Crush – This is the one everyone thinks of when they hear the phrase “grip strength”. The motion is taking the hand from open to a closed fist. This is essential to any martial art or contact sport.
The most popular ways to train Crush is with hand grippers. Set, Squeeze and repeat until strong. With enough time and practice, soda cans will fear you.
Bottoms up kettlebell work is another great way to improve your crushing strength and it also introduces elements of our next category.
Wrist – This includes any leverage lifting, radial and ulnar deviation, flexion and extension. Wrist curls and levering hammers are a great way to develop this kind of strength.
Slim the Hammer Man, STILL the King of Leverage Lifting at age 77.
Wrist strength is also a vital element for bending steel, both long and short.
Pinch – This done with an open hand and thumb, with the fingers straight. You can do both dynamic and static pinch work and a very popular way to work pinch is by lifting two or more barbell plates with the smooth side out. This kind of training heavily targets the thumb and is a must-have for tearing phonebooks and cards.

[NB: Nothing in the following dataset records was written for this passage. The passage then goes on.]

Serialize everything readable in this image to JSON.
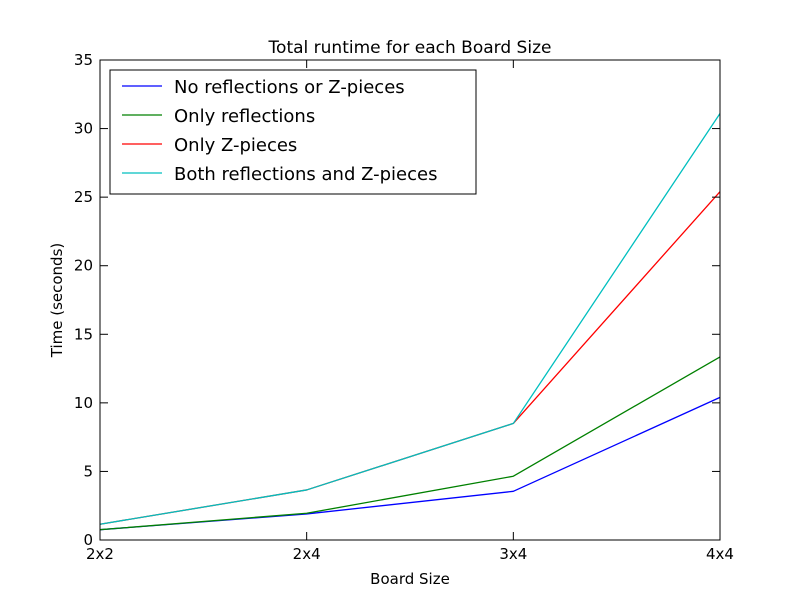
{
  "chart_data": {
    "type": "line",
    "title": "Total runtime for each Board Size",
    "xlabel": "Board Size",
    "ylabel": "Time (seconds)",
    "categories": [
      "2x2",
      "2x4",
      "3x4",
      "4x4"
    ],
    "ylim": [
      0,
      35
    ],
    "yticks": [
      0,
      5,
      10,
      15,
      20,
      25,
      30,
      35
    ],
    "grid": false,
    "legend_position": "top-left",
    "series": [
      {
        "name": "No reflections or Z-pieces",
        "color": "#0000ff",
        "values": [
          0.75,
          1.9,
          3.55,
          10.4
        ]
      },
      {
        "name": "Only reflections",
        "color": "#008000",
        "values": [
          0.75,
          1.95,
          4.65,
          13.35
        ]
      },
      {
        "name": "Only Z-pieces",
        "color": "#ff0000",
        "values": [
          1.15,
          3.65,
          8.5,
          25.4
        ]
      },
      {
        "name": "Both reflections and Z-pieces",
        "color": "#00bfbf",
        "values": [
          1.15,
          3.65,
          8.5,
          31.1
        ]
      }
    ]
  }
}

You can also train your thumb strength by loosely wrapping a towel around a kettlebell handle and doing holds for time.
Hold/support – Climbers, grappling martial artists, and anyone else who needs endurance in the grip needs this kind of training. One of my favorite ways to do this is suitcase or farmers carries with a heavy weight. Kettlebells are great for this. Just deadlift the weight to your waist and take it for a walk.

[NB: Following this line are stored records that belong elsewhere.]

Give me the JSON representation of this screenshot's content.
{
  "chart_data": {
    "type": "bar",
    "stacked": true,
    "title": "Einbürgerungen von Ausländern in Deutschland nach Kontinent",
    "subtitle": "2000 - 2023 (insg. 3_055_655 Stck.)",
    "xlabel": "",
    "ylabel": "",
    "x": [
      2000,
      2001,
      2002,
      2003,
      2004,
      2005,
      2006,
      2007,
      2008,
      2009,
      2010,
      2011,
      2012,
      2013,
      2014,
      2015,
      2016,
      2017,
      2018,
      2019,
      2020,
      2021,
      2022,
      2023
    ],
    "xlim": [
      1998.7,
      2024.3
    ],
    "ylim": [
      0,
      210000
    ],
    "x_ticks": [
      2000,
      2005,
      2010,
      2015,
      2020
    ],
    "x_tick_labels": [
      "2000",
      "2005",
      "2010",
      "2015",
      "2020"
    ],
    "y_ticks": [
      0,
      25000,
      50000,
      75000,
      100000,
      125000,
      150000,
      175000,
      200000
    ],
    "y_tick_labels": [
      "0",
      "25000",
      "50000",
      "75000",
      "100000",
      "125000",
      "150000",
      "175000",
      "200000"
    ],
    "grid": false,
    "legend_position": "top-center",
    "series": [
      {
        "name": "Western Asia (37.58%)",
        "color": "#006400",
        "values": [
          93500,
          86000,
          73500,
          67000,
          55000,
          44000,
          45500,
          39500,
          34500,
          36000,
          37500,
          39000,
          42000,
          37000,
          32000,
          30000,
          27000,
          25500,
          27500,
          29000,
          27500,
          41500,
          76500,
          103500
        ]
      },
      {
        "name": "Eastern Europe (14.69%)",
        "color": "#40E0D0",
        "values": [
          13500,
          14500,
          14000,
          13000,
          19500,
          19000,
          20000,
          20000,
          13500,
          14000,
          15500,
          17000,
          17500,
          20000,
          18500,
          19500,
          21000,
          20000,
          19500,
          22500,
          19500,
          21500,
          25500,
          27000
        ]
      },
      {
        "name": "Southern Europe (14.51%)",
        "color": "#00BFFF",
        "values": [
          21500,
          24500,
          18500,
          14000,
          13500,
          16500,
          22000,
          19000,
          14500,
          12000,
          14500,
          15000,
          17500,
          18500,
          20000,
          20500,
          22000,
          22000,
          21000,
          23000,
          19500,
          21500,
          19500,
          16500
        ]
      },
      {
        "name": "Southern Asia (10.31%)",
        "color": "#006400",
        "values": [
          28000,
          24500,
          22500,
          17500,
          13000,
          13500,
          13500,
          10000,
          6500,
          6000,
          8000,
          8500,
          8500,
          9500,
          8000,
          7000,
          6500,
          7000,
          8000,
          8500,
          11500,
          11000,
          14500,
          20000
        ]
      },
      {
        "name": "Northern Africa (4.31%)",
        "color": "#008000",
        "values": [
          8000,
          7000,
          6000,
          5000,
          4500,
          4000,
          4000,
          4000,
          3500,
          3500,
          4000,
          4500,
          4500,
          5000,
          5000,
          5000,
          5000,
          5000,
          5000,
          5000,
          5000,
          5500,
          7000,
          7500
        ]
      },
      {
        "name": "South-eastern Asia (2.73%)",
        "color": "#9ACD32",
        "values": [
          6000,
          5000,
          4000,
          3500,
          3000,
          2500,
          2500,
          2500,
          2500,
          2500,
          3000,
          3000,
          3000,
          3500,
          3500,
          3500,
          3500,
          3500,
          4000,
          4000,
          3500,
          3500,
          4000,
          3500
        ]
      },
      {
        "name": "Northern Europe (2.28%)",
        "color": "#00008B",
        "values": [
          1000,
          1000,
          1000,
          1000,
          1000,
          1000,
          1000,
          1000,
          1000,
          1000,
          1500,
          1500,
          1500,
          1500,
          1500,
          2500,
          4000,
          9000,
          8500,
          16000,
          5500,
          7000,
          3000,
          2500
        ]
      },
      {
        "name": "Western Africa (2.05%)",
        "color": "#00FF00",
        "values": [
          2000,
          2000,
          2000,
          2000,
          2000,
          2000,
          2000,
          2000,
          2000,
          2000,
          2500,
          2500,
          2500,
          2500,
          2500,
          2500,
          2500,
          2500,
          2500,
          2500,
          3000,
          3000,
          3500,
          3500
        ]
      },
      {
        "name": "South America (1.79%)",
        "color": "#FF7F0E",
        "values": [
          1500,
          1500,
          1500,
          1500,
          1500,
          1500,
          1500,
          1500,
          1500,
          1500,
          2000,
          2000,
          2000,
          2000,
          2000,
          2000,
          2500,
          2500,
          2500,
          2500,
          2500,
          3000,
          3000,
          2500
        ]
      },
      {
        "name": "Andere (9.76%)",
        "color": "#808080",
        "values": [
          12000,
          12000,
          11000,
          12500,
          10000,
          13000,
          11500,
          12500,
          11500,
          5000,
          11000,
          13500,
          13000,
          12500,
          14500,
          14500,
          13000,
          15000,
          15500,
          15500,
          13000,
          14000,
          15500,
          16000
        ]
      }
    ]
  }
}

Improving your grip and hand strength will give your overall strength a boost, so be sure you are including it in your training. It can be very demanding though, so ease into it.
Easing Into It
So let’s say you have decided to incorporate some specific hand strength work into your training program. Where do you begin? What do you do? How much and how often?

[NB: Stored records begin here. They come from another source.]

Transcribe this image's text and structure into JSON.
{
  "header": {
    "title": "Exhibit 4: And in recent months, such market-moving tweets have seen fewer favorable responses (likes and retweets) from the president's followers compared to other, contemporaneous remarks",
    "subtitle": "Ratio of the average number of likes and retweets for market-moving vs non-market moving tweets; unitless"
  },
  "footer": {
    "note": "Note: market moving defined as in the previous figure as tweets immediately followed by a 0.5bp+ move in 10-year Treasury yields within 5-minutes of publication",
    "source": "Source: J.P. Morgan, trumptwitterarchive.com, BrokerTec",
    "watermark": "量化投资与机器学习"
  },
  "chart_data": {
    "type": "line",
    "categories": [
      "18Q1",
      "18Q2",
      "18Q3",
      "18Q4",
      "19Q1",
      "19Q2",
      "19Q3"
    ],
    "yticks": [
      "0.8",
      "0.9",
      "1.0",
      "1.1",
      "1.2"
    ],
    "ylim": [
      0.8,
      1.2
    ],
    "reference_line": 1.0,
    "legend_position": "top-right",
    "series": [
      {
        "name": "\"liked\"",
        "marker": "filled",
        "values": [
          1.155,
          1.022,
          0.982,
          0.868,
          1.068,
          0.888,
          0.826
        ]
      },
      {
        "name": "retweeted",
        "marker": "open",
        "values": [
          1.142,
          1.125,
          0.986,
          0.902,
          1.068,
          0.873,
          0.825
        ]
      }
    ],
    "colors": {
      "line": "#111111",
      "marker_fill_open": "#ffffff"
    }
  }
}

For now let’s put grip training at the end of your regular session and do a little something for each area: We will also use Pavel’s classic 3-5 rule. 3-5 sets of 3-5 reps, 3-5 minutes rest between sets.
• Crush- Bottom up clean and press for 3-5 sets of 3-5 reps.
• Pinch- towel hold, 3-5 sets for time.
• Support- 3-5 sets of farmer’s carry/hold.
Work through the drills above in a loose circuit, don’t rush but don’t lag either. Allow enough rest between exercises that you can do well with the next one. If you get too fatigued, all you are doing is practicing sloppiness and setting yourself up for potential injury.